Just 12 per cent of the investors had accepted the bank’s offer by June 24th compared with a 74 per cent take-up on other bonds.

The bank has raised almost half the €4.2 billion in cash required to meet the Central Bank’s new capital target by the end of July from subordinated bondholders.

The terminated offer relates to a bond that represents just over 3 per cent of the bondholders on which losses are being imposed.

Albert Kempster, a 73-year-old former farmer from Glasgow, had taken legal action to stop the bank wiping out his savings over the so-called burden-sharing proposal.

He had planned to argue in a London court that the bank’s offer was “unfair” to retail investors.

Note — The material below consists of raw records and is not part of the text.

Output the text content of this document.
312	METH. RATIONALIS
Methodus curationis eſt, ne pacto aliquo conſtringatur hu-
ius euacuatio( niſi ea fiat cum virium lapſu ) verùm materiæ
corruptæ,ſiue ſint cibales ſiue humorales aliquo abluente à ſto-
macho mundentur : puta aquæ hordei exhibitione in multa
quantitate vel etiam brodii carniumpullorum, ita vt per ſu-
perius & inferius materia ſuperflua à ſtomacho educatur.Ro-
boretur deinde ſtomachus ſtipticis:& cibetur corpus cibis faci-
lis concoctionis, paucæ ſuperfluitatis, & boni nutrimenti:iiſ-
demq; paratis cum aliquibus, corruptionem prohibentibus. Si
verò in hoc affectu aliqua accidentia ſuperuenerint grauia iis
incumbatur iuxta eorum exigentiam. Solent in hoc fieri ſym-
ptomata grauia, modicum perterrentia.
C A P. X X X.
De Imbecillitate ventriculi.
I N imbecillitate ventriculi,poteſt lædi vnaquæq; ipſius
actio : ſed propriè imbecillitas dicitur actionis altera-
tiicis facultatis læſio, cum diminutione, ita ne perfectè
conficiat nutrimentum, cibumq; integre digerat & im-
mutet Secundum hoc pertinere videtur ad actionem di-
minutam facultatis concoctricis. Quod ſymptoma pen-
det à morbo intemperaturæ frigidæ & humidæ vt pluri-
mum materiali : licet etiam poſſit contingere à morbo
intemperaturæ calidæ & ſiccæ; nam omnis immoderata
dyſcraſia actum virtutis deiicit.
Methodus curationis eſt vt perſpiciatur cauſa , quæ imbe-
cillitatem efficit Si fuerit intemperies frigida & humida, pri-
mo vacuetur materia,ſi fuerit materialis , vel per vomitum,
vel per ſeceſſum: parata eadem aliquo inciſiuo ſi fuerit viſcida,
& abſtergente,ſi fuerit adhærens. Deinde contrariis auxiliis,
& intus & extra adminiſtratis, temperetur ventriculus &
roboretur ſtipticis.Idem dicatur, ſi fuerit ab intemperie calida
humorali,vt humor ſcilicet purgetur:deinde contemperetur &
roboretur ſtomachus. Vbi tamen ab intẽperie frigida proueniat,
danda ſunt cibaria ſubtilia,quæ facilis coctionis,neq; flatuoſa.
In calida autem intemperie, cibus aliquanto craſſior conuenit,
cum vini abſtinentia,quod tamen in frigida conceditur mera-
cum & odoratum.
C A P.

His action was viewed as a test case for about 3,000 investors, many of whom were pensioners and have held the permanent interest-bearing shares since they were issued by Bristol and West in 1991.

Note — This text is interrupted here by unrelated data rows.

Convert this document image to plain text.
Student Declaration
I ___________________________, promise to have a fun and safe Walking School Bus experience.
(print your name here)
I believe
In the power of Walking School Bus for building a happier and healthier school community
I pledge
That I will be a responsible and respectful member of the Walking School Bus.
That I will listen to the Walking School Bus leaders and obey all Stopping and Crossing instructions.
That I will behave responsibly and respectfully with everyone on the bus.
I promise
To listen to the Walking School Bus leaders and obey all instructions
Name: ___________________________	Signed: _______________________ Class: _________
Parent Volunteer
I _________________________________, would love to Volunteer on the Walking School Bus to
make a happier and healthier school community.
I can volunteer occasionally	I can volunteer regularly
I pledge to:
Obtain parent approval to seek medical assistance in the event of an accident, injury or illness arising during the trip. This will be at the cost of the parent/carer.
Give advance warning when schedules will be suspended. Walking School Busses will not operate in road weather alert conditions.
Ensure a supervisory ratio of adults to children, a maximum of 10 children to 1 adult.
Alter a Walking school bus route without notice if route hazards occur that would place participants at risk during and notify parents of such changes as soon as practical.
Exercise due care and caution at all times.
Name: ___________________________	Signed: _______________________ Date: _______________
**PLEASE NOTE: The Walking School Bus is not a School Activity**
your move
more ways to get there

The bank said the action had been withdrawn and “resolved to the parties’ mutual satisfaction”.

The investors may still face losses as the bank said it would address the “unique difficulties” in the terminated offer by making a new offer at a later date.

The withdrawal of the offer doesn’t affect the Government’s ability to inflict losses on investors using the Credit Institutions (Stabilisation) Act, the bank said.

Bank of Ireland offered 40 per cent of the face value of the debt if investors accepted new shares in the bank or 20 per cent for cash.

Mr Kempster was among those who would be forced to write off 80 per cent of their investment as they held on average less than £1,000 of the shares, which paid them interest of 13.375 per cent.

The investors required a minimum holding of £120,000 to qualify for the higher shares offer.

Mr Kempster bought £24,000 worth of shares in 2009.

The bank said that some of the investors “continued to encounter procedural difficulties” in participating in the bank’s June 8th offer.

Investors had to possess the share certificates to participate.

The Government is seeking to shave about €5 billion off the latest €24 billion bank recapitalisation bill by imposing losses on subordinated bondholders.

Bank of Ireland, which is 36 per cent State owned, is seeking to raise the remaining €2.2 billion from a rights issue next month.

The high take-up among bondholders so far has reduced the maximum stake the Government could take in the bank to 69 per cent, which means it will retain its listing on the main stock markets.